Desperately pleading
BWN Special Correspondent
WASHINGTON, D.C.–In a rare show of clemency, The Supremes agreed to hear the sons and daughters of The Greatest Generation’s argument for why they should not be put in rockets and sent into infinite orbit to free up the valuable space they have been taking up for the past 70+ years.
“We never meant any harm”, writes Raleigh Plune, 75, spokesperson for the surviving “wastes of skin” who were born just before and during World War II.
“We just never wanted to rock the boat, so we pretty much took what our parents gave us at great personal sacrifice and took care of it. Not many of us went on Freedom Bus Rides, I’ll grant you, because ‘Separate But Equal’ made sense to our elders, so it was okay and the Viet Nam War was protested mostly by the kids who came after us and it really threatened to tear our country apart.”
Doctor Patience Stroymeyer, neurological Professor at the Paul Simon Institute, has advanced the theory that the mothers of these “war babies” were under such emotional strain before and during the period their husbands were fighting abroad, they produced babies who would choose safety and comfort for the rest of their lives.

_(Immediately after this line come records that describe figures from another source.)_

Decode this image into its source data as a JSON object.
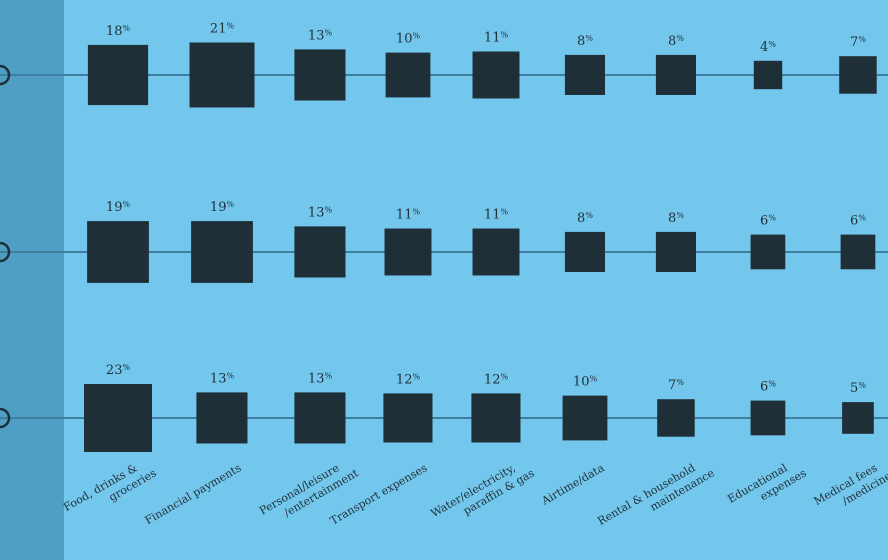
{
  "chart_data": {
    "type": "scatter",
    "title": "",
    "xlabel": "",
    "ylabel": "",
    "categories": [
      [
        "Food, drinks &",
        "groceries"
      ],
      [
        "Financial payments"
      ],
      [
        "Personal/leisure",
        "/entertainment"
      ],
      [
        "Transport expenses"
      ],
      [
        "Water/electricity,",
        "paraffin & gas"
      ],
      [
        "Airtime/data"
      ],
      [
        "Rental & household",
        "maintenance"
      ],
      [
        "Educational",
        "expenses"
      ],
      [
        "Medical fees",
        "/medicines"
      ]
    ],
    "series": [
      {
        "values": [
          18,
          21,
          13,
          10,
          11,
          8,
          8,
          4,
          7
        ]
      },
      {
        "values": [
          19,
          19,
          13,
          11,
          11,
          8,
          8,
          6,
          6
        ]
      },
      {
        "values": [
          23,
          13,
          13,
          12,
          12,
          10,
          7,
          6,
          5
        ]
      }
    ],
    "value_suffix": "%",
    "colors": {
      "background": "#74c7ec",
      "side_panel": "#4f9fc4",
      "marker": "#1f2f38",
      "line": "#3d7f9c"
    }
  }
}
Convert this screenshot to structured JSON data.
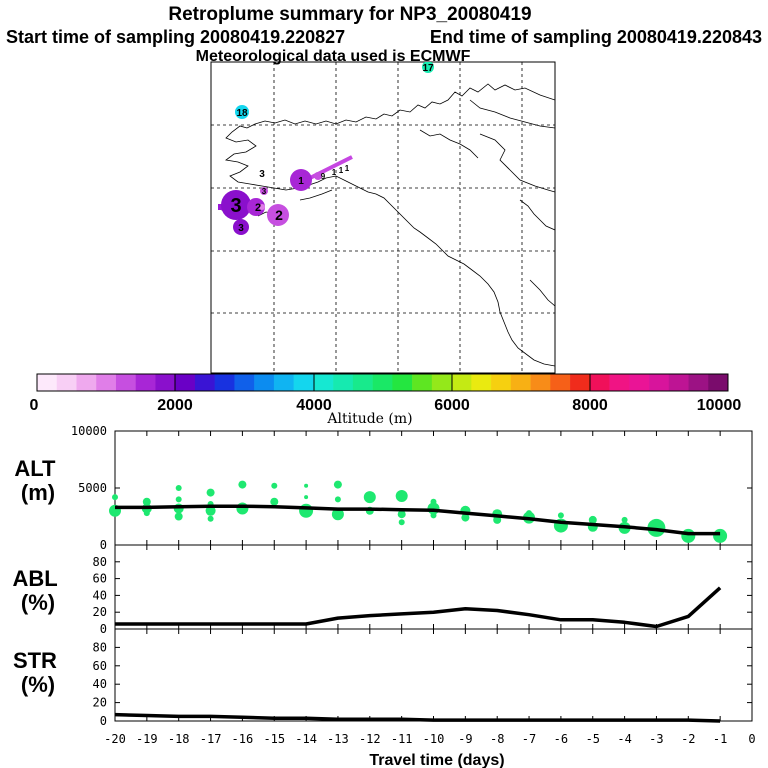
{
  "titles": {
    "main": "Retroplume summary for NP3_20080419",
    "start": "Start time of sampling 20080419.220827",
    "end": "End time of sampling 20080419.220843",
    "met": "Meteorological data used is ECMWF"
  },
  "map": {
    "numbers": [
      "18",
      "17",
      "3",
      "3",
      "3",
      "3",
      "1",
      "9",
      "1",
      "1",
      "1",
      "2",
      "2"
    ]
  },
  "colorbar": {
    "ticks": [
      "0",
      "2000",
      "4000",
      "6000",
      "8000",
      "10000"
    ],
    "label": "Altitude (m)",
    "colors": [
      "#fde9fb",
      "#f8cff5",
      "#efa9ee",
      "#e07ee8",
      "#c64fe0",
      "#a826d6",
      "#8a10cc",
      "#6a00c6",
      "#3a14d4",
      "#1832e0",
      "#1060ea",
      "#0c8cf0",
      "#10b4f2",
      "#14d6ee",
      "#16e8d2",
      "#16eab0",
      "#18ea8c",
      "#1ae866",
      "#24e640",
      "#5ee622",
      "#94e81a",
      "#c4ea14",
      "#eaea10",
      "#f6d010",
      "#f8b014",
      "#f88c18",
      "#f66018",
      "#f02c1c",
      "#f0105a",
      "#f01484",
      "#ea1496",
      "#d8149c",
      "#be1494",
      "#9c1284",
      "#7a0c6c"
    ]
  },
  "chart_data": [
    {
      "type": "line",
      "panel": "ALT",
      "ylabel": "ALT\n(m)",
      "ylabel_lines": [
        "ALT",
        "(m)"
      ],
      "ylim": [
        0,
        10000
      ],
      "yticks": [
        "10000",
        "5000",
        "0"
      ],
      "ytick_values": [
        10000,
        5000,
        0
      ],
      "x": [
        -20,
        -19,
        -18,
        -17,
        -16,
        -15,
        -14,
        -13,
        -12,
        -11,
        -10,
        -9,
        -8,
        -7,
        -6,
        -5,
        -4,
        -3,
        -2,
        -1
      ],
      "values": [
        3300,
        3300,
        3350,
        3400,
        3400,
        3350,
        3250,
        3150,
        3150,
        3100,
        3050,
        2800,
        2550,
        2300,
        2000,
        1800,
        1600,
        1350,
        1000,
        1000
      ],
      "scatter": [
        {
          "x": -20,
          "y": 4200,
          "s": 3
        },
        {
          "x": -20,
          "y": 3000,
          "s": 6
        },
        {
          "x": -20,
          "y": 2800,
          "s": 3
        },
        {
          "x": -19,
          "y": 3800,
          "s": 4
        },
        {
          "x": -19,
          "y": 3200,
          "s": 5
        },
        {
          "x": -19,
          "y": 2800,
          "s": 3
        },
        {
          "x": -18,
          "y": 5000,
          "s": 3
        },
        {
          "x": -18,
          "y": 4000,
          "s": 3
        },
        {
          "x": -18,
          "y": 3200,
          "s": 5
        },
        {
          "x": -18,
          "y": 2500,
          "s": 4
        },
        {
          "x": -17,
          "y": 4600,
          "s": 4
        },
        {
          "x": -17,
          "y": 3600,
          "s": 3
        },
        {
          "x": -17,
          "y": 3000,
          "s": 5
        },
        {
          "x": -17,
          "y": 2300,
          "s": 3
        },
        {
          "x": -16,
          "y": 5300,
          "s": 4
        },
        {
          "x": -16,
          "y": 3200,
          "s": 6
        },
        {
          "x": -15,
          "y": 5200,
          "s": 3
        },
        {
          "x": -15,
          "y": 3800,
          "s": 4
        },
        {
          "x": -14,
          "y": 5200,
          "s": 2
        },
        {
          "x": -14,
          "y": 4200,
          "s": 2
        },
        {
          "x": -14,
          "y": 3000,
          "s": 7
        },
        {
          "x": -13,
          "y": 5300,
          "s": 4
        },
        {
          "x": -13,
          "y": 4000,
          "s": 3
        },
        {
          "x": -13,
          "y": 2700,
          "s": 6
        },
        {
          "x": -12,
          "y": 4200,
          "s": 6
        },
        {
          "x": -12,
          "y": 3000,
          "s": 4
        },
        {
          "x": -11,
          "y": 4300,
          "s": 6
        },
        {
          "x": -11,
          "y": 2700,
          "s": 4
        },
        {
          "x": -11,
          "y": 2000,
          "s": 3
        },
        {
          "x": -10,
          "y": 3800,
          "s": 3
        },
        {
          "x": -10,
          "y": 3200,
          "s": 6
        },
        {
          "x": -10,
          "y": 2600,
          "s": 3
        },
        {
          "x": -9,
          "y": 3000,
          "s": 5
        },
        {
          "x": -9,
          "y": 2400,
          "s": 4
        },
        {
          "x": -8,
          "y": 2700,
          "s": 5
        },
        {
          "x": -8,
          "y": 2200,
          "s": 4
        },
        {
          "x": -7,
          "y": 2800,
          "s": 3
        },
        {
          "x": -7,
          "y": 2400,
          "s": 6
        },
        {
          "x": -6,
          "y": 2600,
          "s": 3
        },
        {
          "x": -6,
          "y": 1700,
          "s": 7
        },
        {
          "x": -5,
          "y": 2200,
          "s": 4
        },
        {
          "x": -5,
          "y": 1600,
          "s": 5
        },
        {
          "x": -4,
          "y": 2200,
          "s": 3
        },
        {
          "x": -4,
          "y": 1500,
          "s": 6
        },
        {
          "x": -3,
          "y": 1500,
          "s": 9
        },
        {
          "x": -3,
          "y": 1100,
          "s": 4
        },
        {
          "x": -2,
          "y": 800,
          "s": 7
        },
        {
          "x": -1,
          "y": 800,
          "s": 7
        }
      ]
    },
    {
      "type": "line",
      "panel": "ABL",
      "ylabel": "ABL\n(%)",
      "ylabel_lines": [
        "ABL",
        "(%)"
      ],
      "ylim": [
        0,
        100
      ],
      "yticks": [
        "80",
        "60",
        "40",
        "20",
        "0"
      ],
      "ytick_values": [
        80,
        60,
        40,
        20,
        0
      ],
      "x": [
        -20,
        -19,
        -18,
        -17,
        -16,
        -15,
        -14,
        -13,
        -12,
        -11,
        -10,
        -9,
        -8,
        -7,
        -6,
        -5,
        -4,
        -3,
        -2,
        -1
      ],
      "values": [
        6,
        6,
        6,
        6,
        6,
        6,
        6,
        13,
        16,
        18,
        20,
        24,
        22,
        17,
        11,
        11,
        8,
        3,
        15,
        49
      ]
    },
    {
      "type": "line",
      "panel": "STR",
      "ylabel": "STR\n(%)",
      "ylabel_lines": [
        "STR",
        "(%)"
      ],
      "ylim": [
        0,
        100
      ],
      "yticks": [
        "80",
        "60",
        "40",
        "20",
        "0"
      ],
      "ytick_values": [
        80,
        60,
        40,
        20,
        0
      ],
      "xlabel": "Travel time (days)",
      "xticks": [
        "-20",
        "-19",
        "-18",
        "-17",
        "-16",
        "-15",
        "-14",
        "-13",
        "-12",
        "-11",
        "-10",
        "-9",
        "-8",
        "-7",
        "-6",
        "-5",
        "-4",
        "-3",
        "-2",
        "-1",
        "0"
      ],
      "xtick_values": [
        -20,
        -19,
        -18,
        -17,
        -16,
        -15,
        -14,
        -13,
        -12,
        -11,
        -10,
        -9,
        -8,
        -7,
        -6,
        -5,
        -4,
        -3,
        -2,
        -1,
        0
      ],
      "x": [
        -20,
        -19,
        -18,
        -17,
        -16,
        -15,
        -14,
        -13,
        -12,
        -11,
        -10,
        -9,
        -8,
        -7,
        -6,
        -5,
        -4,
        -3,
        -2,
        -1
      ],
      "values": [
        7,
        6,
        5,
        5,
        4,
        3,
        3,
        2,
        2,
        2,
        1,
        1,
        1,
        1,
        1,
        1,
        1,
        1,
        1,
        0
      ]
    }
  ]
}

She refers to it as the “one talent servant demographic”, linking the generation to the Biblical parable in Matthew in which the faithful servant buries the single talent he is given by his demanding master, thereby producing nothing new of value.
Chief Justice Naylor dePriest has stated publicly on Facebook that, “These Bozos lived off the fat of the land and didn’t do diddlysquat except get their own kids into Harvard, Yale and Princeton. If it were solely up to me, I’d shoot ‘em all.”
The case is set for a hearing this Fall.